Em Alagoas, o cenário não é diferente. Apenas no primeiro semestre deste ano, foram registrados mais de oito feminicídios e mais de 40 tentativas, reforçando a necessidade de medidas voltadas à prevenção da violência e ao fortalecimento da resposta do Estado. “A legislação precisa acompanhar a gravidade da realidade enfrentada por milhares de brasileiras e que também faz vítimas as mulheres alagoanas. Meu objetivo com esse projeto é fortalecer a proteção às vítimas, eliminar brechas legais e contribuir para salvar vidas”, afirmou Alfredo Gaspar.

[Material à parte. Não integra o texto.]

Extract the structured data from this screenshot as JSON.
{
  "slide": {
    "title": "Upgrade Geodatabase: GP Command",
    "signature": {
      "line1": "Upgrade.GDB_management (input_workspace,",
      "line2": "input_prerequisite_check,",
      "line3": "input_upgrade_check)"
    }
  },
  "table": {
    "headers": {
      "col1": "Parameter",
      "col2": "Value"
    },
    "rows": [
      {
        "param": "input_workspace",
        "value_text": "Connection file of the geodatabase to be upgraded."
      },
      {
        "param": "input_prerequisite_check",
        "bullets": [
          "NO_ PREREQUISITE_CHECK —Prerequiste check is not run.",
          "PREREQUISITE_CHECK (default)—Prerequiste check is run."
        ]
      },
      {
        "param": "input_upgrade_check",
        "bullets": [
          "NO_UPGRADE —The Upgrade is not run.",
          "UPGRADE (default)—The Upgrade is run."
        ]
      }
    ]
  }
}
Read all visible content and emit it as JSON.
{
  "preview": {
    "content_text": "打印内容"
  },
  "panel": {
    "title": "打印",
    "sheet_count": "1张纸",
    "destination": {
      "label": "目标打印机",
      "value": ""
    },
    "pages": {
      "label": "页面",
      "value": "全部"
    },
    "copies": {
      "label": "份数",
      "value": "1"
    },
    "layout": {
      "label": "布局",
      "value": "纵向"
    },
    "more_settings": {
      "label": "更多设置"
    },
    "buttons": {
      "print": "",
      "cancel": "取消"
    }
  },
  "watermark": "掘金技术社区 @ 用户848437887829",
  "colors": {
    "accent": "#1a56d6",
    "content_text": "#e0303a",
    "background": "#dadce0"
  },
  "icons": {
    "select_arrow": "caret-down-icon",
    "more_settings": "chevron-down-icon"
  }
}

A proposta altera dispositivos do Código Penal, da Lei Maria da Penha, da Lei Henry Borel e do Código de Processo Penal para fechar brechas na legislação e ampliar a proteção às mulheres. Entre as principais mudanças previstas estão o aumento do rigor para casos de feminicídio praticados durante o descumprimento de medidas protetivas ou com o uso de arma de fogo, além da inclusão, na Lei Maria da Penha, do dever de qualquer pessoa comunicar imediatamente às autoridades situações de violência doméstica de que tenha conhecimento.
A proposta também incorpora à legislação o entendimento do Supremo Tribunal Federal, que proíbe a utilização da tese da chamada “legítima defesa da honra” em processos de feminicídio, impedindo que esse argumento seja utilizado para justificar ou atenuar a responsabilidade do agressor.

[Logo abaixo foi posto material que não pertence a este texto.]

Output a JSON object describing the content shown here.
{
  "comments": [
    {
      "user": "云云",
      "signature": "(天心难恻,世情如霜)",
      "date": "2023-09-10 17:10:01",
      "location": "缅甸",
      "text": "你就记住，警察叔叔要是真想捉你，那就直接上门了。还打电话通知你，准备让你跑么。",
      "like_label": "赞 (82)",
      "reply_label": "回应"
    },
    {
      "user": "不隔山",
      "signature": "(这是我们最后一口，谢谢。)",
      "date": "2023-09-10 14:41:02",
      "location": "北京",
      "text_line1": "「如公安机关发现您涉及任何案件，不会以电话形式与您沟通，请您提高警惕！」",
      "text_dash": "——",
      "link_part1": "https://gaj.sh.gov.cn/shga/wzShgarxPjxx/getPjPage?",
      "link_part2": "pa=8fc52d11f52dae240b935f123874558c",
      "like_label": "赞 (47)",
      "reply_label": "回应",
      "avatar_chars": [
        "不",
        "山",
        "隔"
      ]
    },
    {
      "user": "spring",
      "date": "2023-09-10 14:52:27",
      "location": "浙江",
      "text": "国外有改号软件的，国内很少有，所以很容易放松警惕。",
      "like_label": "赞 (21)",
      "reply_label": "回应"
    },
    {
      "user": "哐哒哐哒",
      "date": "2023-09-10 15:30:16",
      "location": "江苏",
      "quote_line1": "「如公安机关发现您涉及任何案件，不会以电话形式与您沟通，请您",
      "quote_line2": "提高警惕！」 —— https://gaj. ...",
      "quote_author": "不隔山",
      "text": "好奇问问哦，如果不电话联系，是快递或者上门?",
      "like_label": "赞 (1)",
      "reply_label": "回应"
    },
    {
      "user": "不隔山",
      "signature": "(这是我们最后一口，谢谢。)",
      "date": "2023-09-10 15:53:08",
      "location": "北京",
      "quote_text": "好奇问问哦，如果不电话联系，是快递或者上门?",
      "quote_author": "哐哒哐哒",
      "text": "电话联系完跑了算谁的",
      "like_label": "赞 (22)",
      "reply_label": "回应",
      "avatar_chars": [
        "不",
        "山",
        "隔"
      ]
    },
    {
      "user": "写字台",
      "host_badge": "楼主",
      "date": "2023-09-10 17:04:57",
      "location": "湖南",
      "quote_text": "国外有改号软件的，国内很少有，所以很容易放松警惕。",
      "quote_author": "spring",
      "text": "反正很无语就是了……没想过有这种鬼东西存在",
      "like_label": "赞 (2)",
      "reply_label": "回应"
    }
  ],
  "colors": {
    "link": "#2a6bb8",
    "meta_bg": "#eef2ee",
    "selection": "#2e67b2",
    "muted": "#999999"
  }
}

Além disso, o texto endurece penas para crimes praticados no contexto da violência doméstica e promove ajustes processuais para evitar interpretações que possam favorecer a impunidade em julgamentos relacionados ao feminicídio.
O projeto foi protocolado na Câmara dos Deputados e será analisado pelas comissões temáticas da Casa.